Experiments were created to compare common peel strength values (as reported on most technical data sheets) of PSA tapes with their associated creep and impact performances. The experiments showed that some tapes significantly were more resistant to these stress conditions than others, particularly concerning impact. Comparing the results from each type of test, it was apparent that one cannot correlate the performance ranking from one property, such as peel strength, to other properties, such as impact or creep resistance.

This suggests that the traditionally available peel strength from a TDS should not alone be used to select a PSA tape that is expected to experience alternative stress conditions, such as persistent tension (creep condition) or abrupt impact. The lack of correlation is not surprising, since the ability of the adhesive to resist tensile forces is dependent on the rheological properties of the adhesive, as found from various earlier studies. Therefore, the rate of stress application (peel rate) defines whether the adhesive is in its liquid-like, rubber-like or glassy-like response regime.

Some of the PSA tapes examined here were engineered structures, with either foam cores to optimize impact performance (which was verified during testing), or carrier films of PET or PI. This complicated the interpretation and produced non-traditional failure modes of the adhesives, like tearing through the foam core itself (mimicking cohesive failure) or adhesive failure between the adhesive and the carrier film (instead of the substrate).
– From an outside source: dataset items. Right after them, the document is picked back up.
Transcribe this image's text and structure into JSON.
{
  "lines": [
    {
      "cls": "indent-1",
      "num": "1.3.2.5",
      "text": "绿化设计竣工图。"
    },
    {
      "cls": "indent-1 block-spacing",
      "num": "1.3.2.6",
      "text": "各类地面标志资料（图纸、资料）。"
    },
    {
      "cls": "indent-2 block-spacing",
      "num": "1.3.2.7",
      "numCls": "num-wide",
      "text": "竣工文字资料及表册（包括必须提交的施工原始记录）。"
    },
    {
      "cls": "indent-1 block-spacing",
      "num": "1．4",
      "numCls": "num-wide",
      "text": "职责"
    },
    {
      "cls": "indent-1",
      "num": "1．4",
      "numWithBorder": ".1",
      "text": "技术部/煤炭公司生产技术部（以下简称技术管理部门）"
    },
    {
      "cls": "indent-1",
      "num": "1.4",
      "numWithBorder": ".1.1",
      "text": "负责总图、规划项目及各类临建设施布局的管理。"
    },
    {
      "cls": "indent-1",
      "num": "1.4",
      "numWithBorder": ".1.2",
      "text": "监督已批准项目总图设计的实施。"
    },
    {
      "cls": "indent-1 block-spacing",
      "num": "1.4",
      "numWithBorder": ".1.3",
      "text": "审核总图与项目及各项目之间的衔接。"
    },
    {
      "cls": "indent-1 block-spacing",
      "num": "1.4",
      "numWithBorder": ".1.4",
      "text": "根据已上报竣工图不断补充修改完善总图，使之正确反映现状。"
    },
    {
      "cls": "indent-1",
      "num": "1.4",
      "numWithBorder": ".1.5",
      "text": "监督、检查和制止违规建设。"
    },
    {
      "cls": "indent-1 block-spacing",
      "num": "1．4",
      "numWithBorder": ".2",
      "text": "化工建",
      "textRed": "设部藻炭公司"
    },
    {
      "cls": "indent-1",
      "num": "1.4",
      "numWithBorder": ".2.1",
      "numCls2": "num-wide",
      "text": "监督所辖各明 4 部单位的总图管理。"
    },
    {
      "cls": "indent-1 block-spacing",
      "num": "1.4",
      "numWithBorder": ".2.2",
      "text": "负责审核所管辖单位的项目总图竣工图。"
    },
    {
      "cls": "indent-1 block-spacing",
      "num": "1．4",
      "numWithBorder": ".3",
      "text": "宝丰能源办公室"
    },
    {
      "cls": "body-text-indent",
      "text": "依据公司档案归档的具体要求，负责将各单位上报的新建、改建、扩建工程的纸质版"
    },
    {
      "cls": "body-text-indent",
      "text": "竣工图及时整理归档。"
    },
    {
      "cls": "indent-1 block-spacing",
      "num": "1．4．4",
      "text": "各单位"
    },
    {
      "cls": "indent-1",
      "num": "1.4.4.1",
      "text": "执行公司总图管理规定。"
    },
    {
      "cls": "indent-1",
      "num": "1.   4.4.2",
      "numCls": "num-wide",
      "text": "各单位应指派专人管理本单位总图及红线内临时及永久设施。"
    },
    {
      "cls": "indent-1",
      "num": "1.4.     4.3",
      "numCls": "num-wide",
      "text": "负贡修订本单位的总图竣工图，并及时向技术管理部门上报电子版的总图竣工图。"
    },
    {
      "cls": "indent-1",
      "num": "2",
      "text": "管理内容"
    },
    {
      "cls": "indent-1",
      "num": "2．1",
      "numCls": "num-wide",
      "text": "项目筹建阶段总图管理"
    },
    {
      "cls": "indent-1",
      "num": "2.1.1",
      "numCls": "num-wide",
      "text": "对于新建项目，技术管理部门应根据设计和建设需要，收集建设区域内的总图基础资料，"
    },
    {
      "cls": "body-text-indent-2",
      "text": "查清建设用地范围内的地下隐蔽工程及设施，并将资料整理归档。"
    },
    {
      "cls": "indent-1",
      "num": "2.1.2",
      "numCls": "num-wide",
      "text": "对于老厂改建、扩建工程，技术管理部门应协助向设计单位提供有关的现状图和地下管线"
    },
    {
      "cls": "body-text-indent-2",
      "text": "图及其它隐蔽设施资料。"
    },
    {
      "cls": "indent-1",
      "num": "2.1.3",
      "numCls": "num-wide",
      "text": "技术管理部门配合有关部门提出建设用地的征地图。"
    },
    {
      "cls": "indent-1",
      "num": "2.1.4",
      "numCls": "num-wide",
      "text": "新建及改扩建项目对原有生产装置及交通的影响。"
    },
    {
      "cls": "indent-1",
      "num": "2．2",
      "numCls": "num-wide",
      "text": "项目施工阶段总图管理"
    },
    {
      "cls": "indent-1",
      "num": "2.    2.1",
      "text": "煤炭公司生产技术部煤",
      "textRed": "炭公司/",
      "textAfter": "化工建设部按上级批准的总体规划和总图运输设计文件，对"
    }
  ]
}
This work further punctuates that the selection of PSA tapes for engineering applications must be made with full knowledge of the levels of stress to be expected, the environmental conditions and the nature of the stresses (i.e. persistent tension, constant peeling or rapid impact). Understanding the stress condition during product service can allow for simple, targeted verification testing to be performed early in the design cycle to ensure final product compliance. In addition, reviewing the nature of the failure mode of the adhesive/substrate system can give clues as to which adhesive properties are falling short and also help point toward what adhesive/tape system may provide the solution. This focused approach to PSA selection can be more successful than using standard peel strength values with newer designs or applications.

Acknowledgements: Thanks to Mohamed Ali, Ben Tupling, Adrish Khan and Steven McCuaig for help in preparing and testing samples.